-
Notifications
You must be signed in to change notification settings - Fork 380
VIP4: Restrict VMOD function call sites
Teach the VCC to conditionally refuse $Function
or $Method
calls.
See also VIP9B $Scope
It started with the fact that VRT functions sometimes expect to be called under certain conditions but nothing really documents or enforces such conditions. These functions could at least assert that their requirements are met if that is not already the case, but this is outside of this VIP's scope.
VMOD functions defined by the ad-hoc VCC can however express this kind of requirements when that makes sense.

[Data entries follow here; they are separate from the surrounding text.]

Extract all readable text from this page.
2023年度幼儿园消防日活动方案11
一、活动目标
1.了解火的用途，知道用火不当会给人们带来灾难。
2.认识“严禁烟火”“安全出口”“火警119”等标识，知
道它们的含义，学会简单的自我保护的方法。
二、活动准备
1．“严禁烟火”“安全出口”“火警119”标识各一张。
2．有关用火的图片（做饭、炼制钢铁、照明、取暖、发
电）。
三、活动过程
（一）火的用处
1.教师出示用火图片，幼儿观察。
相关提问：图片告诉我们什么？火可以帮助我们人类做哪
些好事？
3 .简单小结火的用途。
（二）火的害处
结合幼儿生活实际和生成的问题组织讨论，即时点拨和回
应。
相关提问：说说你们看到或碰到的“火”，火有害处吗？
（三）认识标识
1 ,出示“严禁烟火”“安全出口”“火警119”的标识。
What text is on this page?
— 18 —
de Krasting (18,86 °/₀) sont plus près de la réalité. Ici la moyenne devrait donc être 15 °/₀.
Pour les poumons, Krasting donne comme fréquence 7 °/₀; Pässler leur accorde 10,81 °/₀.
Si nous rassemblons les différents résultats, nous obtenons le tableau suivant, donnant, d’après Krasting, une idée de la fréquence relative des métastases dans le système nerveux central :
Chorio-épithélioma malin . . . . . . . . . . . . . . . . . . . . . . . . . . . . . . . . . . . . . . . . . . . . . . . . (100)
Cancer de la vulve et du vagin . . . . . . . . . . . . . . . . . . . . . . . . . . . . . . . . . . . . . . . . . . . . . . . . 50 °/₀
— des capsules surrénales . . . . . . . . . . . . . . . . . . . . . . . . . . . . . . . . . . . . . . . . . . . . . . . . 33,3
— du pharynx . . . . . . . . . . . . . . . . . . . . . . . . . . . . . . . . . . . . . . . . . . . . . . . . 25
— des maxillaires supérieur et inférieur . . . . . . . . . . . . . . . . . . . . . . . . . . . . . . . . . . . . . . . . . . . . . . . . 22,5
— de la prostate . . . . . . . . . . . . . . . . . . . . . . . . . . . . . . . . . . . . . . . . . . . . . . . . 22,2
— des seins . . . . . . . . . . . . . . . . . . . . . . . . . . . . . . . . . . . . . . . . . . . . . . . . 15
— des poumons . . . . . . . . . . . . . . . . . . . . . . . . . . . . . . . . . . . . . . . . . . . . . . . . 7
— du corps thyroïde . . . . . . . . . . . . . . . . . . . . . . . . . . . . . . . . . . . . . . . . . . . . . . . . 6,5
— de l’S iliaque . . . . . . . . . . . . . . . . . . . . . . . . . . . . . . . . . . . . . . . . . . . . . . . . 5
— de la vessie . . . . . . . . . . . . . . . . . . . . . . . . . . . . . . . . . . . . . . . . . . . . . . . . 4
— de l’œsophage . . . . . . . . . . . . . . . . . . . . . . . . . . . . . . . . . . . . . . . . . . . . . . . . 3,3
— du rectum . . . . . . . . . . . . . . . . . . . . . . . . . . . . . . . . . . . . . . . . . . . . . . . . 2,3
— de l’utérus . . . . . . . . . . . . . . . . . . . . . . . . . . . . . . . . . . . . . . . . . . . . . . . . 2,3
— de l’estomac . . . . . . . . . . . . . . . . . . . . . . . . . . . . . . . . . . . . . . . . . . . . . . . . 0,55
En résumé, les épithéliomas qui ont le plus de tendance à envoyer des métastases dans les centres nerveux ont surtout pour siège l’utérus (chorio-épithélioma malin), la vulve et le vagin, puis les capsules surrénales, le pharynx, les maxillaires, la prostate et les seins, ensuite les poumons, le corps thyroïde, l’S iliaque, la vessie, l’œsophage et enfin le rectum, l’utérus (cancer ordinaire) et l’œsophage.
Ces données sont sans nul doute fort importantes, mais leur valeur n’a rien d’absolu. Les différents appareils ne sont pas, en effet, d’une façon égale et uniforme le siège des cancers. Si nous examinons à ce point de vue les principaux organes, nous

Besides VMOD constructs like the $Event
function that are not visible in VCL or $Object
constructors that can only be used in vcl_init
all VMOD functions can be called from anywhere.
If a VMOD function calls a VRT function that has a special requirement, the VMOD author could document it, and the VCC could enforce it.
A new $Restrict
token followed by a list of blank-separated restrictions. There's already such a mechanism in generate.py
and general consensus leans towards reusing the same parameters:
-
client
(all client subroutines) -
backend
(all backend subroutines) -
<subroutine>
(a specific subroutine)
Example:
$Function VOID needs_a_bereq(...)
$Restrict backend pipe
Another example:
$Module mtstatus 3 Mean time status for Varnish Cache
$Event event_function
# Both functions use VRT_synth_page
$Function VOID mtstatus(REAL delta)
$Restrict synth
# This function gets the HTML contents from a file, it might be worth caching
$Function VOID html(STRING file = "/usr/share/vmod-mtstatus/page.html")
$Restrict synth backend_error
Some VCL symbols have a scope restriction and the compiler performs those checks when those symbols are passed to a VMOD:
# $Module debug
# $Function VOID sethdr(HEADER, STRING)
sub vcl_deliver {
# the direct symbol case
debug.sethdr(resp.http.foo, "bar");
}
Such checks are typically inapplicable when values come from VMODs:
# $Module strawman
# $Function HEADER get_incompatible_header()
sub vcl_deliver {
# the indirect vmod case
debug.sethdr(strawman.get_incompatible_header(), "this will panic: VRT_selecthttp 'where' invalid");
}
One notable exception to the rule above is the SUB
type. When a subroutine is currently passed as VMOD function or object method argument, the compiler does not verify that the scope is compatible to enable dynamic calls.
We could enforce compiler checks in both cases by creating a VCC signature to disable those checks:
$Module dispatcher
$Function register(STRING hostname, &SUB subroutine)
$Module looper
$Function foreach(SUB subroutine)
A scope type would gain a compiler check enforcement even in the indirect VMOD case, and a VMOD would have to explicitly signal with the &
symbol that the argument may be used from a different call site.
In other words, asking for a scoped TYPE
means that the VMOD expects the argument to be safe at the call site, which means that it has to come from a literal symbol since an expression would otherwise lose that information. On the other hand asking for a scoped &TYPE
implies that the VMOD is responsible for runtime checks, since compiler checks will not happen.